Os autores que mais me interessavam na adolescência escreviam em espanhol. Cortázar, Borges, García Márquez. Como eu não tinha paciência pra esperar as traduções, tentei ler o original com a ajuda de um manual e um dicionário. Aprendi na marra. Mas não recomendo este método.
Como você conheceu Dom Quixote?
O Quixote é daqueles personagens que a gente conhece de ouvir falar muito antes de pegar o livro. Foi assim comigo. As notícias das loucuras dele e do humor do Cervantes me deixaram curioso. Então peguei o livro com uma expectativa muito grande. Felizmente não me decepcionei.
Quão parecidos espanhol e português realmente são? E que particularidades você notou no idioma durante a tradução?
Todo mundo pensa que sabe espanhol até que tenta falar ou traduzir. São línguas parecidas, sim, mas há tantas armadilhas nessas semelhanças que é um inferno.

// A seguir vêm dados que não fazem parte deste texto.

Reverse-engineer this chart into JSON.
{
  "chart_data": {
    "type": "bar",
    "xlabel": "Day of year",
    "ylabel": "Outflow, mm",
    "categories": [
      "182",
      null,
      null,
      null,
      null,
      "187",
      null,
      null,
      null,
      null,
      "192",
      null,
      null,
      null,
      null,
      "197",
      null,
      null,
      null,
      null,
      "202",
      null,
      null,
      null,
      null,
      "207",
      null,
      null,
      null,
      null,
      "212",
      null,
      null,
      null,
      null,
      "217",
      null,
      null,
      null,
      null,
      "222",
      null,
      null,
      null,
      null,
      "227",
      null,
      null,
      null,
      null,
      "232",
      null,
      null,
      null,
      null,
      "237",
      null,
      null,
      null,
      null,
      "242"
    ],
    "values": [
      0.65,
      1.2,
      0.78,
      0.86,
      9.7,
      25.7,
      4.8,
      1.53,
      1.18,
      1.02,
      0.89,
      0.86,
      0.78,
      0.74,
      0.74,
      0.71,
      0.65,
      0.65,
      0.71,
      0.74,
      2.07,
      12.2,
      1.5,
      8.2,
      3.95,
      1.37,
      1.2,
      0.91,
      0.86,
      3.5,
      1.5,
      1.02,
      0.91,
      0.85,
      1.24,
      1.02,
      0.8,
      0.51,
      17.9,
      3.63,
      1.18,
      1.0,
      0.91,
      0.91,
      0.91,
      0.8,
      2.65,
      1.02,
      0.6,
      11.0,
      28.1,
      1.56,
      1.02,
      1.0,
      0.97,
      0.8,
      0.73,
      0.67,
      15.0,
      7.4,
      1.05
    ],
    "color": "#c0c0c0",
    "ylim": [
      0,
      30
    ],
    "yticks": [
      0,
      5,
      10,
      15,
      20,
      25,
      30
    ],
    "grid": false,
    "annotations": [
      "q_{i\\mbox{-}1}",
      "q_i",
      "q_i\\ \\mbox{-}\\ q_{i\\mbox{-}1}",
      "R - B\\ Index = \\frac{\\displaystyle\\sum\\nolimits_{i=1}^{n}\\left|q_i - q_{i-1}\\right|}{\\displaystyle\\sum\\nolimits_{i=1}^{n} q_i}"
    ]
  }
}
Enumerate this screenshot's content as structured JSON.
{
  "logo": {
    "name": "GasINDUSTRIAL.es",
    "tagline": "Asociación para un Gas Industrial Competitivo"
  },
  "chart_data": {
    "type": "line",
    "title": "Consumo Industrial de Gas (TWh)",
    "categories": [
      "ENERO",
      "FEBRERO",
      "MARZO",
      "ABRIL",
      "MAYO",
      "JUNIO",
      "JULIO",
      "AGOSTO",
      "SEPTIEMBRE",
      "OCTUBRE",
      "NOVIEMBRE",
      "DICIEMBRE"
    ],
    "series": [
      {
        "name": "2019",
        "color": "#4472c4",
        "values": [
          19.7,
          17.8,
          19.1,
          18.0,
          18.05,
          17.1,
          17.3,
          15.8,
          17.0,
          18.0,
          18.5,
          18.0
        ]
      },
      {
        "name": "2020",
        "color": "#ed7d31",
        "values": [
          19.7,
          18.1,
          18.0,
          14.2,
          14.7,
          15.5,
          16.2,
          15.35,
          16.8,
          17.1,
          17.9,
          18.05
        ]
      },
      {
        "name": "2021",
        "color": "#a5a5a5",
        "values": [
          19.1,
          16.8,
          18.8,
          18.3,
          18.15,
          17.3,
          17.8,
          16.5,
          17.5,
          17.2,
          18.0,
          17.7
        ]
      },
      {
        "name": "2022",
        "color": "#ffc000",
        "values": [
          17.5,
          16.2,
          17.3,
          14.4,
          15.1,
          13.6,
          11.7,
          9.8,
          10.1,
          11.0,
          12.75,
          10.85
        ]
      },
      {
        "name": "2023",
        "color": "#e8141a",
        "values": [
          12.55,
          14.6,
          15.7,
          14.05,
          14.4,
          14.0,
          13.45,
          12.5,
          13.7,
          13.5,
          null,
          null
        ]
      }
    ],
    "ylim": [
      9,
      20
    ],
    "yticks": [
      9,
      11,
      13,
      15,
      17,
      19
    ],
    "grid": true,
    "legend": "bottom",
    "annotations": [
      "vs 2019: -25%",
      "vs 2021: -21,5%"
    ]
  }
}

Mas o mais difícil é que cada uma tem seu ritmo, sua atmosfera. Um tradutor tem de enfrentar isso com ouvido muito atento. Uma coisa engraçada que notei durante a tradução do Quixote é que palavras que usamos hoje normalmente se perderam em espanhol. Eles lá precisam de notas de rodapé pra explicá-las. Se não me engano, bilhete é uma delas. Ou o contrário. Palavras que eram usuais na época e que só muito mais tarde chegaram ao Brasil, como voleio.
Qual é a realidade do mercado de traduções no Brasil? São encomendadas ou podem ser escolhidas?
Já traduzi mais de sessenta livros. Desses, escolhi dois por minha conta. A maioria do que traduzi eu nem teria lido se visse por aí. Tradução é serviço braçal.
Qual o caminho indicado para quem quer se tornar tradutor?
Agora as faculdades de Letras têm cadeiras específicas, não? De qualquer forma, seria bom que o candidato a tradutor soubesse de umas coisinhas óbvias que parecem esquecidas pela maioria: não basta saber a outra língua, você tem de saber português muito bem e tem de saber interpretar um texto. Também não pode ter preguiça de ler os verbetes até o fim e não pode confiar totalmente na memória.
Um exemplo. Pepe Escobar traduziu Os Conjurados, último livro de Borges. Veja um verso do poema: “Todos os passados, um sonho”: “una mano templando una guitarra” (uma mão afinando um violão) se tornou “uma mão moderando uma guitarra”. Certo, “templar” também é moderar, mas no caso não faz sentido nenhum.